En noviembre de 2023, anunció una asociación con Nodal Power, que desarrolla y opera activos de energía renovable, para lanzar su proyecto de minería de BTC en Utah. Este proyecto piloto de 280 kW está totalmente alimentado por gas metano de vertedero y ya está en pleno funcionamiento. El CEO de Marathon, Fred Thiel, dijo en ese momento:
“En Marathon, buscamos constantemente formas innovadoras de diversificar nuestras operaciones, reducir nuestros costos energéticos y aprovechar los aspectos únicos de la minería de Bitcoin para mejorar los entornos en los que operamos.”
Al capturar el CH4 que se emite de los vertederos y luego convertirlo en electricidad para alimentar los mineros de Bitcoin de la empresa, Thiel señaló, Marathon está “únicamente posicionada para ayudar a convertir este gas nocivo en una fuente productiva de energía limpia y renovable”.
MARA Gráfico de precios
Las acciones de la compañía (MARA: NASDAQ) cotizan actualmente a $16, con una caída del 31,93 % en lo que va del año (YTD) en comparación con el aumento del 61,4 % del valor de Bitcoin durante el mismo período, mientras se negocian cerca de $62,300. Con una capitalización de mercado de $4,70 mil millones, Mara tiene un EPS (TTM) de 1,73, un P/E de 9,22 y un ROE (TTM) de 26,26 %.
La semana pasada, uno de los mineros de Bitcoin cotizados en bolsa más grandes del mundo informó actualizaciones no auditadas para septiembre, durante las cuales aumentó su tasa de hash energizada a 36,9 EH/s, un salto del 5 % respecto al mes anterior. La compañía espera alcanzar los 50 EH/s para fin de año.
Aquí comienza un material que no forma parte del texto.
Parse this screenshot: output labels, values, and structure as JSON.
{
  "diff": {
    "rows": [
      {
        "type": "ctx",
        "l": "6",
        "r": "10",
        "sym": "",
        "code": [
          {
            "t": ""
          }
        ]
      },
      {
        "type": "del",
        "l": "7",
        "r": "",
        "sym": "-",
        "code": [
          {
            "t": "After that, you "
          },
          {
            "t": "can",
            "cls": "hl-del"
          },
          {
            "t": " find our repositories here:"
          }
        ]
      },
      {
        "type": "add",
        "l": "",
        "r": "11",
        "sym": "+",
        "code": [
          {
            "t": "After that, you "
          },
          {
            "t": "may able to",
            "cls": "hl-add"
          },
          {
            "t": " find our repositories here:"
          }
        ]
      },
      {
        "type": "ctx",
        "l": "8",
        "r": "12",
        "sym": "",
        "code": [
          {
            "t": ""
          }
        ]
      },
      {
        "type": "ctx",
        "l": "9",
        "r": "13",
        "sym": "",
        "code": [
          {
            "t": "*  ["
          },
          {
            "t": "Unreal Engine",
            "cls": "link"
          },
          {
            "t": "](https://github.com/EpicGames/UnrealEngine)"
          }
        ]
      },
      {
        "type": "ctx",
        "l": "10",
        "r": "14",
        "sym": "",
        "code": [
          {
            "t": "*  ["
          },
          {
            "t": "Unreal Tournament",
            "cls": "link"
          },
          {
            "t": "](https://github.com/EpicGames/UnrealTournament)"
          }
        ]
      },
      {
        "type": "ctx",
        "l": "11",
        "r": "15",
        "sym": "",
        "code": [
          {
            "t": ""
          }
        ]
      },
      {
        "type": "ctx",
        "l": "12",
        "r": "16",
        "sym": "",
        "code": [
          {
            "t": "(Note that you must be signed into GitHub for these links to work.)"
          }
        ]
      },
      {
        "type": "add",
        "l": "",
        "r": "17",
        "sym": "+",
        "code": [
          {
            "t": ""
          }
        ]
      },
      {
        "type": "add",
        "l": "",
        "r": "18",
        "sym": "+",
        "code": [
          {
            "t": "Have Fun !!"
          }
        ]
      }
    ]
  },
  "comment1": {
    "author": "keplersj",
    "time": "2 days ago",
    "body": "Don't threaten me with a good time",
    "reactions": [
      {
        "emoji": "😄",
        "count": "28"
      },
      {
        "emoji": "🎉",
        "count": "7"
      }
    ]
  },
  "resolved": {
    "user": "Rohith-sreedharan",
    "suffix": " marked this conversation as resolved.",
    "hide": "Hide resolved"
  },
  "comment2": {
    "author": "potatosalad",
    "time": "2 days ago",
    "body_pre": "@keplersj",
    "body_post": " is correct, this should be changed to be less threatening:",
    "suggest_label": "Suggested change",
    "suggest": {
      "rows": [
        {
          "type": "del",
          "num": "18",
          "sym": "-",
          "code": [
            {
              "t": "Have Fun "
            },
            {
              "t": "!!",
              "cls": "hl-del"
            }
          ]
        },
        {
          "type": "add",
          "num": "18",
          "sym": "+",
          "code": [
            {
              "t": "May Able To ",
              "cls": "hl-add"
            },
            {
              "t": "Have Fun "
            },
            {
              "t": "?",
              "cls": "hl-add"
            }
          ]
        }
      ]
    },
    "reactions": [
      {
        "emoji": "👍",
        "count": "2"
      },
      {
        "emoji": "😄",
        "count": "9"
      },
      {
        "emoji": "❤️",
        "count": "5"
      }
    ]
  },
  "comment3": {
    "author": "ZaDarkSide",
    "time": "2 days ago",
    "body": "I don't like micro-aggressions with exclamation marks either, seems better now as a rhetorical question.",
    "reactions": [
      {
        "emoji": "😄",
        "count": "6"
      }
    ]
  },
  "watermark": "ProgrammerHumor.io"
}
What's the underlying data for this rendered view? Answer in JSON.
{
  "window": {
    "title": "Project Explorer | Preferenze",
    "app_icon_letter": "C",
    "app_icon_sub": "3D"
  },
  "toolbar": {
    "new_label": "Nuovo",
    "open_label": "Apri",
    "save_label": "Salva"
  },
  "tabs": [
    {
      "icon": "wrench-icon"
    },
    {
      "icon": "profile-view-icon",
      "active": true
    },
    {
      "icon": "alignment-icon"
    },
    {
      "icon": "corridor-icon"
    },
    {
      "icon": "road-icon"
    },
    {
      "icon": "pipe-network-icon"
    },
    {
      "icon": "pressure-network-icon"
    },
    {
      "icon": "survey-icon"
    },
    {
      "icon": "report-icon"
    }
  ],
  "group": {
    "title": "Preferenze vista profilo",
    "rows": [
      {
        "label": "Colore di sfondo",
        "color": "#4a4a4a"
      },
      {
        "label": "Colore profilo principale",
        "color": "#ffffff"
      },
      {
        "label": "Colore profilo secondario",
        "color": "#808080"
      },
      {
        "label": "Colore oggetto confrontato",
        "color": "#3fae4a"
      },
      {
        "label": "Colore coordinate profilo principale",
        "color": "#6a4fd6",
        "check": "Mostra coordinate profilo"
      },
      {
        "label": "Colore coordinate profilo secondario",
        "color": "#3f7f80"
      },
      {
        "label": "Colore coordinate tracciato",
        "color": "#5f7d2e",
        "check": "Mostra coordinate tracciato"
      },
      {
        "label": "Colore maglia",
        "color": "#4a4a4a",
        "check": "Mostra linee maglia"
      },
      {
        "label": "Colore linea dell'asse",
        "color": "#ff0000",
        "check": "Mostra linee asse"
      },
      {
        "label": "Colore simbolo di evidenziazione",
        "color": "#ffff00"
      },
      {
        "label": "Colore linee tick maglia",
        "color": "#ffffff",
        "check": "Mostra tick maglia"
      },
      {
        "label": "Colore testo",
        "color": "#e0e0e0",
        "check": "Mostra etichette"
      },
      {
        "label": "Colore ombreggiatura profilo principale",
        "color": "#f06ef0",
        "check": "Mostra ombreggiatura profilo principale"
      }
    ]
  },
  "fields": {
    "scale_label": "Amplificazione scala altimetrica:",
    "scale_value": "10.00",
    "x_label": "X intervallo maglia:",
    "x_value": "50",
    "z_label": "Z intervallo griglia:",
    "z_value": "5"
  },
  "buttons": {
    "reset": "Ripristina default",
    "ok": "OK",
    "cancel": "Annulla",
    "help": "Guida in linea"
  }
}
Mientras tanto, la producción de BTC aumentó un 5 % a 705 BTC.
“Estamos orgullosos de haber superado un maratón de bitcoin HODL en septiembre y actualmente contamos con casi 27 000 BTC en nuestro balance.”
– CEO Fred Thiel
Mara también presentó una divulgación al Climate Disclosure Project (CDP), respaldando su “compromiso con la transparencia ambiental y la responsabilidad corporativa”.
Conclusión
El cambio climático sigue siendo un desafío urgente, ya que la temperatura media global aumenta a una tasa de 0,175 °C cada década. Un contribuyente significativo a este calentamiento actual es el metano (CH4), que provoca mucho más calentamiento que el CO2.
Aunque reducir las emisiones de metano de la producción ganadera se ha considerado un problema difícil, como informamos, en realidad puede tener un impacto grande y rápido en la reducción del calentamiento, al tiempo que ofrece oportunidades económicas para ser utilizado como una forma de reemplazar los combustibles fósiles. Además, está la conversión del metano de los desechos animales en energía para la minería de BTC, lo que representa otra solución única y rentable que aborda la naturaleza intensiva en energía de la minería de Bitcoin mientras convierte todos los desechos en valor económico. Estos esfuerzos pueden allanar efectivamente el camino hacia un futuro sostenible.